Guillermo Nieto
President
National Association of the Cannabis Industry (ANICANN)
/
Expert Contributor

Cannabis Can Save the World

By Guillermo Nieto | Mon, 06/14/2021 - 12:52

Elon Musk is a name associated with technology and development, from Space-X and going to Mars to Tesla electric cars, everything he does feels like a step toward the future. Now, he’s asking for help to fight humanity’s biggest threat, climate change. Earlier this year, Musk offered US$100 million to anyone with a working solution to remove CO2 from the environment. The levels of CO2 in the atmosphere have reached never-before seen figures. Just last year, we reached a milestone in carbon dioxide emissions: 417 parts per million, the highest in history. This could be the opportunity to show the world just how much cannabis can benefit the world.

To organize this competition, called Carbon Removal, the Musk Foundation is working with XPRIZE, a nonprofit organization that designs and hosts public competitions aimed at encouraging technological development to benefit humanity. The US$100 million-dollar prize, the largest incentive in history, will be for the team who can develop a project to capture a carbon dioxide on the scale of thousands of tons per year. It must be sustainable, both economically and environmentally.

The contest will last four years. In the first phase, teams must demonstrate the key component of their carbon removal solution at a scalable operational minimum. XPRIZE will award up to US$5 million to student teams in the fall of 2021 to fund participation in the XPRIZE Carbon Removal contest or the development of key supportive technologies. The goal is to fulfill the estimates of the International Panel on Climate Change (IPCC) in terms of carbon dioxide removal. The IPCC says we need approximately 10 gigatons (equivalent to 10 thousand million tons) of net CO2 removal per year by the year 2050 to keep global temperature rise under 1.5 or 2 degrees Celsius.

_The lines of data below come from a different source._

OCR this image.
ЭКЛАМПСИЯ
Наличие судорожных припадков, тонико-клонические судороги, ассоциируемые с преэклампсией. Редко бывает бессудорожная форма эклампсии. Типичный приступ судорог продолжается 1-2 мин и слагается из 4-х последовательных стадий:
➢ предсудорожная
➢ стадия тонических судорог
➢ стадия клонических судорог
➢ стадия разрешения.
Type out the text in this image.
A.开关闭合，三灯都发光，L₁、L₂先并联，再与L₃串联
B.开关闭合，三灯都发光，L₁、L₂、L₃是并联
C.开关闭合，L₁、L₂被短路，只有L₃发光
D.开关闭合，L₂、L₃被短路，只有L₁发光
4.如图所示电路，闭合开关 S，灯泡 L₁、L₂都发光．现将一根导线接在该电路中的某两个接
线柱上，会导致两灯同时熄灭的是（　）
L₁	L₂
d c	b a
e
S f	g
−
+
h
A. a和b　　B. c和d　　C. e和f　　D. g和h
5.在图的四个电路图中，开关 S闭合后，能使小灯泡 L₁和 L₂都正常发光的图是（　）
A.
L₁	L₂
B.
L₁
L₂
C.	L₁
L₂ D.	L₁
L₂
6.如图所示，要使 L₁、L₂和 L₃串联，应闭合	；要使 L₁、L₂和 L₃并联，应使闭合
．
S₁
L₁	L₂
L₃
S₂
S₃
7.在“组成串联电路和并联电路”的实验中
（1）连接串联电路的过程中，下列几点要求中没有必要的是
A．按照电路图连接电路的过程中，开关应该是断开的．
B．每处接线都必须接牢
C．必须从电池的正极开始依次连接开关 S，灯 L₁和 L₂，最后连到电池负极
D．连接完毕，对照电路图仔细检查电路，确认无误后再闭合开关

Industrial cannabis, better known as hemp, could be a great contender for the title. This plant has excellent carbon sequestration from seed to final product, it can absorb and fix CO2 in its tissues, and massive amounts of this gas can be transformed into plants. Each hectare of cannabis can absorb up to 30 tons of CO2 per cycle and can have three cycles per year. Also, each ton of cannabis produced will fix in its tissues 325kg of carbon dioxide. If the production is 10 tons of plant material per hectare, this means each hectare of cannabis could potentially consume 33 tons of CO2 three times a year – more than 90 tons per hectare/year.  

There are more than 25,000 industrial uses for hemp, from its fibers to its roots, but let’s focus on two examples that will set the bar for environmental benefit; hemp clothing and hemp paper. If we use cannabis as a substitute for wood to make paper and instead of cotton in fabrics, we could help stop climate change.

Let’s start with cotton, one of the most contaminating agricultural products in the world. It only uses 2.5 percent of the world’s agricultural land but needs up to 25 percent of the pesticides, while cannabis uses minimal quantities to none at all. Also, hemp fabrics are more durable and have greater endurance than cotton. Hemp also uses 20 times less water than cotton to grow a kilo of raw material. The global cotton harvested area in 2020/21 is projected at approximately 33.5 million hectares; if we use the same arable land for cannabis, we could absorb 3 gigatons of CO2 (one-third of the 10 gigatons challenge) every year, save water and reduce the use of agrochemicals worldwide.

The case for wood-paper is similar. There’s a shortage of paper worldwide because of the unsustainable way we produce it. Forty-two percent of the forests cut every year go the production of paper. While it can take up to 20 years to get a tree ready for paper production, hemp only takes 120 days. Only one hectare of hemp can produce 20 times as much pulp for paper as the same area of trees, and hemp pulp will have less lignin, the substance that turns paper yellow and fragile. Also, hemp paper can be recycled up to eight times, compared to just three times for paper made from wood pulp. Since forests store up to 50 percent of all terrestrial carbon, using cannabis as a substitute for wood will not only help CO2 sequestration through cultivation, but also keep forests safe.

Other materials like hemp-crete and hemp-plastics are being developed and improved every day and will be other options for reducing the carbon footprint of humanity. There are already thousands of teams registered for the Grand Prize of the Carbon Removal challenge. Industrial cannabis needs to participate and win this contest as the new fabric, food source, construction material and CO2 solution for the world.